Two-thirds of the world is financially illiterate, according to a comprehensive new study of our understanding of things such as compound interest, inflation and investment.
The UK was ranked as the sixth most financially literate country in the world, with Scandinavians leading the way. In Norway, Denmark and Sweden, 71 per cent of people answered three out of four questions on finance correctly, while 67 per cent were on the money in the UK.
The Global Financial Literacy by Standard and Poor's questioned more than 150,000 adults in 140 countries across the globe and found the US trailing in 21st place while a global gap was identified between men and women's understanding, as well as between the knowledge of those in wealthy countries and those in developing countries.
Northern Europe leads the way in financial literacy, however there was a divide across the region. 52 per cent adults understand financial matters, on average, but in Romania, that stands at just 22 per cent.
Think you're a financial whizz compared to most people? Here are the five simple questions the survey asked.
1. Risk diversification
Suppose you have some money. Is it safer to put your money into one business or investment, or to put your money into multiple businesses or investments?
Suppose over the next 10 years the prices of the things you buy double.
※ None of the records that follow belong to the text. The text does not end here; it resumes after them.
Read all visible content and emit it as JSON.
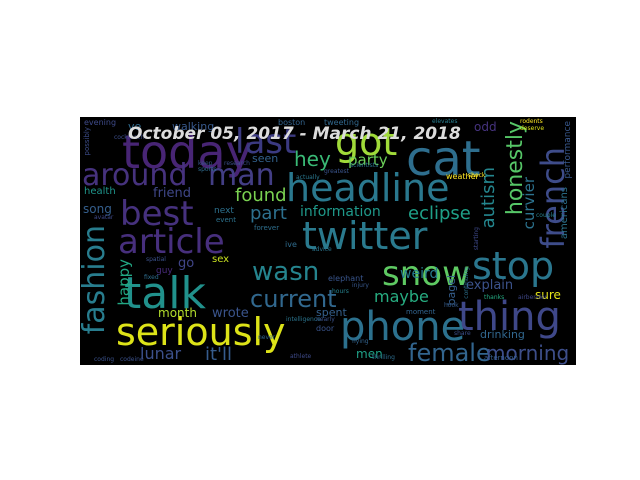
{
  "title": "October 05, 2017 - March 21, 2018",
  "words": [
    {
      "text": "today",
      "color": "#482575"
    },
    {
      "text": "last",
      "color": "#3b3a81"
    },
    {
      "text": "got",
      "color": "#a0da39"
    },
    {
      "text": "cat",
      "color": "#2e6e8e"
    },
    {
      "text": "around",
      "color": "#46327e"
    },
    {
      "text": "man",
      "color": "#433e85"
    },
    {
      "text": "headline",
      "color": "#2a788e"
    },
    {
      "text": "best",
      "color": "#46317e"
    },
    {
      "text": "article",
      "color": "#472f7d"
    },
    {
      "text": "twitter",
      "color": "#2a7a8e"
    },
    {
      "text": "french",
      "color": "#3e4c8a"
    },
    {
      "text": "honestly",
      "color": "#56c667"
    },
    {
      "text": "fashion",
      "color": "#287d8e"
    },
    {
      "text": "talk",
      "color": "#21918c"
    },
    {
      "text": "snow",
      "color": "#5ec962"
    },
    {
      "text": "stop",
      "color": "#2a768e"
    },
    {
      "text": "wasn",
      "color": "#25848e"
    },
    {
      "text": "current",
      "color": "#31688e"
    },
    {
      "text": "seriously",
      "color": "#dde318"
    },
    {
      "text": "phone",
      "color": "#2c718e"
    },
    {
      "text": "thing",
      "color": "#3f4889"
    },
    {
      "text": "female",
      "color": "#32658e"
    },
    {
      "text": "morning",
      "color": "#3d4e8a"
    },
    {
      "text": "hey",
      "color": "#3aba76"
    },
    {
      "text": "party",
      "color": "#6cce59"
    },
    {
      "text": "found",
      "color": "#7ad151"
    },
    {
      "text": "part",
      "color": "#2d708e"
    },
    {
      "text": "information",
      "color": "#1f998a"
    },
    {
      "text": "eclipse",
      "color": "#1fa088"
    },
    {
      "text": "autism",
      "color": "#24868e"
    },
    {
      "text": "curvier",
      "color": "#2c728e"
    },
    {
      "text": "weird",
      "color": "#287c8e"
    },
    {
      "text": "maybe",
      "color": "#27ad81"
    },
    {
      "text": "explain",
      "color": "#3b528b"
    },
    {
      "text": "sure",
      "color": "#e5e419"
    },
    {
      "text": "drinking",
      "color": "#31678e"
    },
    {
      "text": "lunar",
      "color": "#3c508b"
    },
    {
      "text": "it'll",
      "color": "#365c8d"
    },
    {
      "text": "men",
      "color": "#1fa187"
    },
    {
      "text": "spent",
      "color": "#35608d"
    },
    {
      "text": "wrote",
      "color": "#3a548c"
    },
    {
      "text": "month",
      "color": "#b2dd2d"
    },
    {
      "text": "go",
      "color": "#404588"
    },
    {
      "text": "happy",
      "color": "#22a884"
    },
    {
      "text": "song",
      "color": "#355f8d"
    },
    {
      "text": "friend",
      "color": "#3f4788"
    },
    {
      "text": "walking",
      "color": "#38598c"
    },
    {
      "text": "ve",
      "color": "#2f6b8e"
    },
    {
      "text": "odd",
      "color": "#46337f"
    },
    {
      "text": "seen",
      "color": "#33628d"
    },
    {
      "text": "health",
      "color": "#1f958b"
    },
    {
      "text": "americans",
      "color": "#2c738e"
    },
    {
      "text": "performance",
      "color": "#38578c"
    },
    {
      "text": "sex",
      "color": "#c8e020"
    },
    {
      "text": "guy",
      "color": "#472a7a"
    },
    {
      "text": "next",
      "color": "#2d718e"
    },
    {
      "text": "bagel",
      "color": "#355e8d"
    },
    {
      "text": "elephant",
      "color": "#39558c"
    },
    {
      "text": "boston",
      "color": "#33638d"
    },
    {
      "text": "evening",
      "color": "#3e4a89"
    },
    {
      "text": "tweeting",
      "color": "#31688e"
    },
    {
      "text": "weather",
      "color": "#fde725"
    },
    {
      "text": "ive",
      "color": "#2f6c8e"
    },
    {
      "text": "door",
      "color": "#3a538b"
    },
    {
      "text": "afternoon",
      "color": "#365d8d"
    },
    {
      "text": "moment",
      "color": "#32648e"
    },
    {
      "text": "thanks",
      "color": "#25ab82"
    },
    {
      "text": "possibly",
      "color": "#3d4d8a"
    },
    {
      "text": "cockroach",
      "color": "#3d4e8a"
    },
    {
      "text": "intelligence",
      "color": "#2b758e"
    },
    {
      "text": "forever",
      "color": "#2e6f8e"
    },
    {
      "text": "event",
      "color": "#2c728e"
    },
    {
      "text": "spatial",
      "color": "#3b518b"
    },
    {
      "text": "flying",
      "color": "#33638d"
    },
    {
      "text": "rodents",
      "color": "#fde725"
    },
    {
      "text": "deserve",
      "color": "#dde318"
    },
    {
      "text": "elevates",
      "color": "#287d8e"
    },
    {
      "text": "avatar",
      "color": "#3e4989"
    },
    {
      "text": "athlete",
      "color": "#3e4a89"
    },
    {
      "text": "airbender",
      "color": "#3f4788"
    },
    {
      "text": "hook",
      "color": "#365c8d"
    },
    {
      "text": "advice",
      "color": "#2b758e"
    },
    {
      "text": "nearly",
      "color": "#3b528b"
    },
    {
      "text": "share",
      "color": "#3c4f8a"
    },
    {
      "text": "thrilling",
      "color": "#2e6d8e"
    },
    {
      "text": "greatest",
      "color": "#3a548c"
    },
    {
      "text": "continuing",
      "color": "#2c718e"
    },
    {
      "text": "hours",
      "color": "#26828e"
    },
    {
      "text": "injury",
      "color": "#38588c"
    },
    {
      "text": "sports",
      "color": "#2f6c8e"
    },
    {
      "text": "actually",
      "color": "#2a788e"
    },
    {
      "text": "never",
      "color": "#32658e"
    },
    {
      "text": "research",
      "color": "#3c4f8a"
    },
    {
      "text": "coding",
      "color": "#3b528b"
    },
    {
      "text": "scientists",
      "color": "#2b748e"
    },
    {
      "text": "keep",
      "color": "#39568c"
    },
    {
      "text": "fixed",
      "color": "#2e6e8e"
    },
    {
      "text": "shock",
      "color": "#fde725"
    },
    {
      "text": "couple",
      "color": "#27808e"
    },
    {
      "text": "starting",
      "color": "#3e4989"
    },
    {
      "text": "codeine",
      "color": "#3b518b"
    }
  ]
}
If your income also doubles, will you be able to buy less than you can buy today, the same as you can buy today, or more than you can buy today?
3. Numeracy (interest)
Suppose you need to borrow 100 US dollars. Which is the lower amount to pay back: 105 US dollars or 100 US dollars plus three percent?
4. Compound interest
Suppose you put money in the bank for two years and the bank agrees to add 15 percent per year to your account. Will the bank add more money to your account the second year than it did the first year, or will it add the same amount of money both years?
5. Compound interest
Suppose you had 100 US dollars in a savings account and the bank adds 10 percent per year to the account. How much money would you have in the account after five years if you did not remove any money from the account?
Test your knowledge in the quiz below to see how you score
In addition to greater understanding in advanced economies, researchers from the World Bank, Global Literacy Excellence Centre and George Washington University who analysed the data collected by Gallup, found that inflation was better understood by those in countries who have experienced it recently, such as Argentina, Peru and Bosnia Herzegovina.
It also found people aged over 65 had the worst literacy of any age group. Overall, under 35s had the best knowledge – the same goes for emerging economies while 36-50 year olds came out top in advanced economies.
Financial literacy was also found to be better among those who own their own home.